Hondurans migrated to the US in significant numbers for the first time following Hurricane Mitch. In the year before the Covid-19 pandemic, more than 250,000 Hondurans were apprehended at the US south-west border, more than double any previous year and surpassed only by its neighbor to the north, Guatemala.
According to the Red Cross, at least 2.5 million people were affected by Hurricane Eta, including 1.7 million in Honduras. Many who have lost everything are already considering or making plans to migrate to the US and groups are beginning to organize caravans via social media.
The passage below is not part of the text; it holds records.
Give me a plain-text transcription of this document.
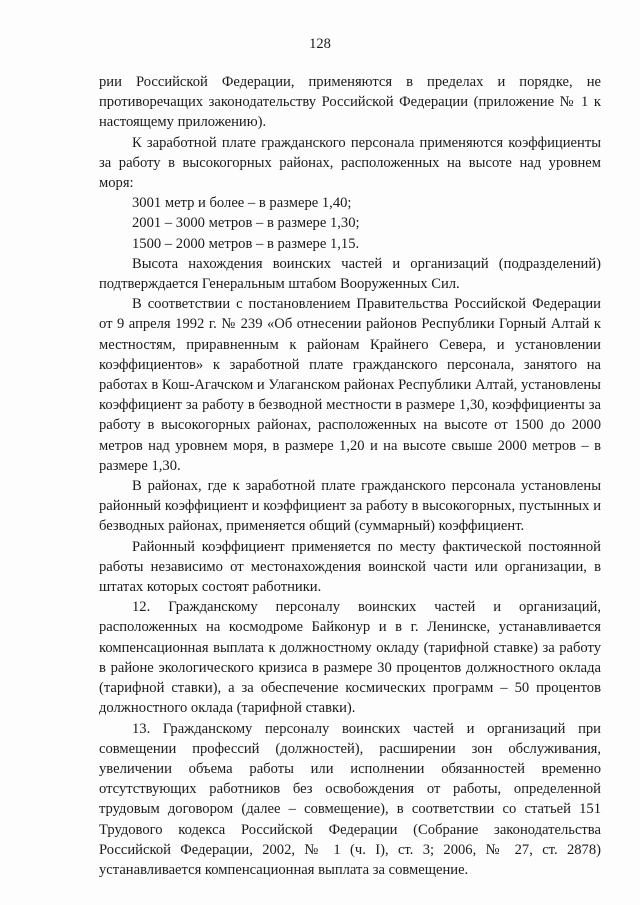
128

рии Российской Федерации, применяются в пределах и порядке, не противоречащих законодательству Российской Федерации (приложение № 1 к настоящему приложению).

К заработной плате гражданского персонала применяются коэффициенты за работу в высокогорных районах, расположенных на высоте над уровнем моря:

3001 метр и более – в размере 1,40;

2001 – 3000 метров – в размере 1,30;

1500 – 2000 метров – в размере 1,15.

Высота нахождения воинских частей и организаций (подразделений) подтверждается Генеральным штабом Вооруженных Сил.

В соответствии с постановлением Правительства Российской Федерации от 9 апреля 1992 г. № 239 «Об отнесении районов Республики Горный Алтай к местностям, приравненным к районам Крайнего Севера, и установлении коэффициентов» к заработной плате гражданского персонала, занятого на работах в Кош-Агачском и Улаганском районах Республики Алтай, установлены коэффициент за работу в безводной местности в размере 1,30, коэффициенты за работу в высокогорных районах, расположенных на высоте от 1500 до 2000 метров над уровнем моря, в размере 1,20 и на высоте свыше 2000 метров – в размере 1,30.

В районах, где к заработной плате гражданского персонала установлены районный коэффициент и коэффициент за работу в высокогорных, пустынных и безводных районах, применяется общий (суммарный) коэффициент.

Районный коэффициент применяется по месту фактической постоянной работы независимо от местонахождения воинской части или организации, в штатах которых состоят работники.

12. Гражданскому персоналу воинских частей и организаций, расположенных на космодроме Байконур и в г. Ленинске, устанавливается компенсационная выплата к должностному окладу (тарифной ставке) за работу в районе экологического кризиса в размере 30 процентов должностного оклада (тарифной ставки), а за обеспечение космических программ – 50 процентов должностного оклада (тарифной ставки).

13. Гражданскому персоналу воинских частей и организаций при совмещении профессий (должностей), расширении зон обслуживания, увеличении объема работы или исполнении обязанностей временно отсутствующих работников без освобождения от работы, определенной трудовым договором (далее – совмещение), в соответствии со статьей 151 Трудового кодекса Российской Федерации (Собрание законодательства Российской Федерации, 2002, № 1 (ч. I), ст. 3; 2006, № 27, ст. 2878) устанавливается компенсационная выплата за совмещение.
Unable to fulfill the needs of their citizens before the pandemic, the economic downturn has stretched the finances of Central American governments to the brink. And unlike following previous natural disasters, the international community is dealing with pandemic-related problems of its own and is unlikely to step in to fill the gap.
Hurricane Iota could lead to even more widespread devastation across the region. Many areas still have high water levels from Eta, levees have been damaged or destroyed, dams are at or near capacity, and the saturated land could lead to more landslides like in Guatemala, where dozens are feared dead after part of a mountainside community was buried in mud.
The Atlantic hurricane season is expected to last until December this year, meaning that Iota might not be the last.
“When a season like 2020 keeps on cranking these things out, it’s going to keep on doing that,” said Masters.